BLACKMAIL IS NOT ENOUGH: This evening, the Boston chapter of the Nathan Hale Society had the privilege of dining with Prof. Sung-Yoon Lee of the Fletcher School of Diplomacy at Tufts. Prof. Lee is an expert on Korean politics and history. The subject of our discussion was the North Korean nuclear program.

The analytical linchpin of Prof. Lee's approach to North Korean behavior is his conclusion that the Pyongyang dictatorship considers the possession of nuclear weapons to be the only reliable guarantor of its existence. In the absence of a nuclear deterrent, it would only be a matter of time before the South Korean government destroyed its Northern counterpart by tempting its citizens with the prospect of prosperity and freedom Thus, there is no reason whatsoever to believe that Kim Jong Il will accept the verifiable dismantling of his nuclear program in exchange for economic aid, international legitimacy, a non-aggression pact with the United States or some combination of all three. Immoral or not, giving in to blackmail simply won't work.

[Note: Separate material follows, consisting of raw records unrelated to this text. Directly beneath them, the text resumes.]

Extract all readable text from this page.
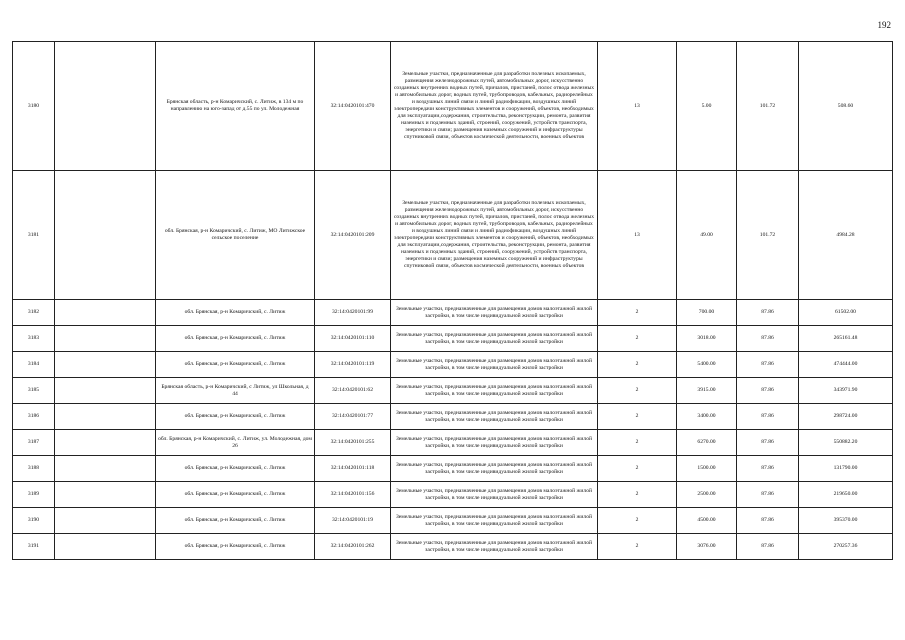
192
3180		Брянская область, р-н Комаричский, с. Литиж, в 134 м по направлению на юго-запад от д.55 по ул. Молодежная	32:14:0420101:470	Земельные участки, предназначенные для разработки полезных ископаемых, размещения железнодорожных путей, автомобильных дорог, искусственно созданных внутренних водных путей, причалов, пристаней, полос отвода железных и автомобильных дорог, водных путей, трубопроводов, кабельных, радиорелейных и воздушных линий связи и линий радиофикации, воздушных линий электропередачи конструктивных элементов и сооружений, объектов, необходимых для эксплуатации,содержания, строительства, реконструкции, ремонта, развития наземных и подземных зданий, строений, сооружений, устройств транспорта, энергетики и связи; размещения наземных сооружений и инфраструктуры спутниковой связи, объектов космической деятельности, военных объектов	13	5.00	101.72	508.60
3181		обл. Брянская, р-н Комаричский, с. Литиж, МО Литижское сельское поселение	32:14:0420101:209	Земельные участки, предназначенные для разработки полезных ископаемых, размещения железнодорожных путей, автомобильных дорог, искусственно созданных внутренних водных путей, причалов, пристаней, полос отвода железных и автомобильных дорог, водных путей, трубопроводов, кабельных, радиорелейных и воздушных линий связи и линий радиофикации, воздушных линий электропередачи конструктивных элементов и сооружений, объектов, необходимых для эксплуатации,содержания, строительства, реконструкции, ремонта, развития наземных и подземных зданий, строений, сооружений, устройств транспорта, энергетики и связи; размещения наземных сооружений и инфраструктуры спутниковой связи, объектов космической деятельности, военных объектов	13	49.00	101.72	4984.28
3182		обл. Брянская, р-н Комаричский, с. Литиж	32:14:0420101:99	Земельные участки, предназначенные для размещения домов малоэтажной жилой застройки, в том числе индивидуальной жилой застройки	2	700.00	87.86	61502.00
3183		обл. Брянская, р-н Комаричский, с. Литиж	32:14:0420101:110	Земельные участки, предназначенные для размещения домов малоэтажной жилой застройки, в том числе индивидуальной жилой застройки	2	3018.00	87.86	265161.48
3184		обл. Брянская, р-н Комаричский, с. Литиж	32:14:0420101:119	Земельные участки, предназначенные для размещения домов малоэтажной жилой застройки, в том числе индивидуальной жилой застройки	2	5400.00	87.86	474444.00
3185		Брянская область, р-н Комаричский, с Литиж, ул Школьная, д 44	32:14:0420101:62	Земельные участки, предназначенные для размещения домов малоэтажной жилой застройки, в том числе индивидуальной жилой застройки	2	3915.00	87.86	343971.90
3186		обл. Брянская, р-н Комаричский, с. Литиж	32:14:0420101:77	Земельные участки, предназначенные для размещения домов малоэтажной жилой застройки, в том числе индивидуальной жилой застройки	2	3400.00	87.86	298724.00
3187		обл. Брянская, р-н Комаричский, с. Литиж, ул. Молодежная, дом 26	32:14:0420101:255	Земельные участки, предназначенные для размещения домов малоэтажной жилой застройки, в том числе индивидуальной жилой застройки	2	6270.00	87.86	550882.20
3188		обл. Брянская, р-н Комаричский, с. Литиж	32:14:0420101:118	Земельные участки, предназначенные для размещения домов малоэтажной жилой застройки, в том числе индивидуальной жилой застройки	2	1500.00	87.86	131790.00
3189		обл. Брянская, р-н Комаричский, с. Литиж	32:14:0420101:156	Земельные участки, предназначенные для размещения домов малоэтажной жилой застройки, в том числе индивидуальной жилой застройки	2	2500.00	87.86	219650.00
3190		обл. Брянская, р-н Комаричский, с. Литиж	32:14:0420101:19	Земельные участки, предназначенные для размещения домов малоэтажной жилой застройки, в том числе индивидуальной жилой застройки	2	4500.00	87.86	395370.00
3191		обл. Брянская, р-н Комаричский, с. Литиж	32:14:0420101:262	Земельные участки, предназначенные для размещения домов малоэтажной жилой застройки, в том числе индивидуальной жилой застройки	2	3076.00	87.86	270257.36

In other words, Prof. Lee vehemently disagrees with all those who believe that the United States can resolve its ongoing confrontation with North Korea by means of either bilateral or multilateral negotiations. Yet given that war is simply not an acceptable option, Prof. Lee has nothing against negotiation, since it can't make matters worse and -- given some extraordinary luck -- may result in a lessening of tensions.

In assessing the state of US-North Korean relations, Prof. Lee believes that both the Bush administration and its critics make the categorical mistake of interpreting North Korean behavior as a response to American initiatives rather than the imperatives of North Korean domestic politics. Coming from this perspective, Prof. Lee tends to believe that the Bush administration has been beset by critics who offer unrealistic alternatives because of their naivete about North Korean politics. Thus, with regard to the Bush administration's decision to confront the North Koreans in October 2002 with evidence of their illegal uranium enrichemnt program, Prof. Lee suggested that the temporary escalation of tensions was essentially insignificant given that North Korea constantly creates crises as a result of its own provocative behavior.

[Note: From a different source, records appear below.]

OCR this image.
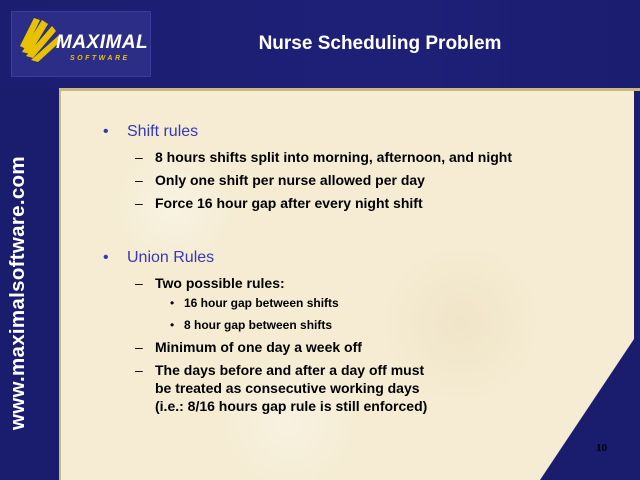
MAXIMAL
SOFTWARE
Nurse Scheduling Problem
www.maximalsoftware.com
• Shift rules
– 8 hours shifts split into morning, afternoon, and night
– Only one shift per nurse allowed per day
– Force 16 hour gap after every night shift
• Union Rules
– Two possible rules:
• 16 hour gap between shifts
• 8 hour gap between shifts
– Minimum of one day a week off
– The days before and after a day off must
be treated as consecutive working days
(i.e.: 8/16 hours gap rule is still enforced)
10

Turning southward, Prof. Lee expressed grave concerns about rising anti-American sentiment in South Korea. While describing himself as an ardent South Korean nationalist who puts the interests of his homeland above all else, Prof. Lee nonetheless argued that absolutely nothing is more critical to South Korean security than an unflinching American commitment to protect it from Northern aggression. Speaking historically, Prof. Lee observed that whereas Harry Truman went to war in 1950 in order to contain Communism and protect American interests, his decision had the unmistakable effect of liberating South Korea from Northern occupation and laying the foundations of the moderan South Korean state.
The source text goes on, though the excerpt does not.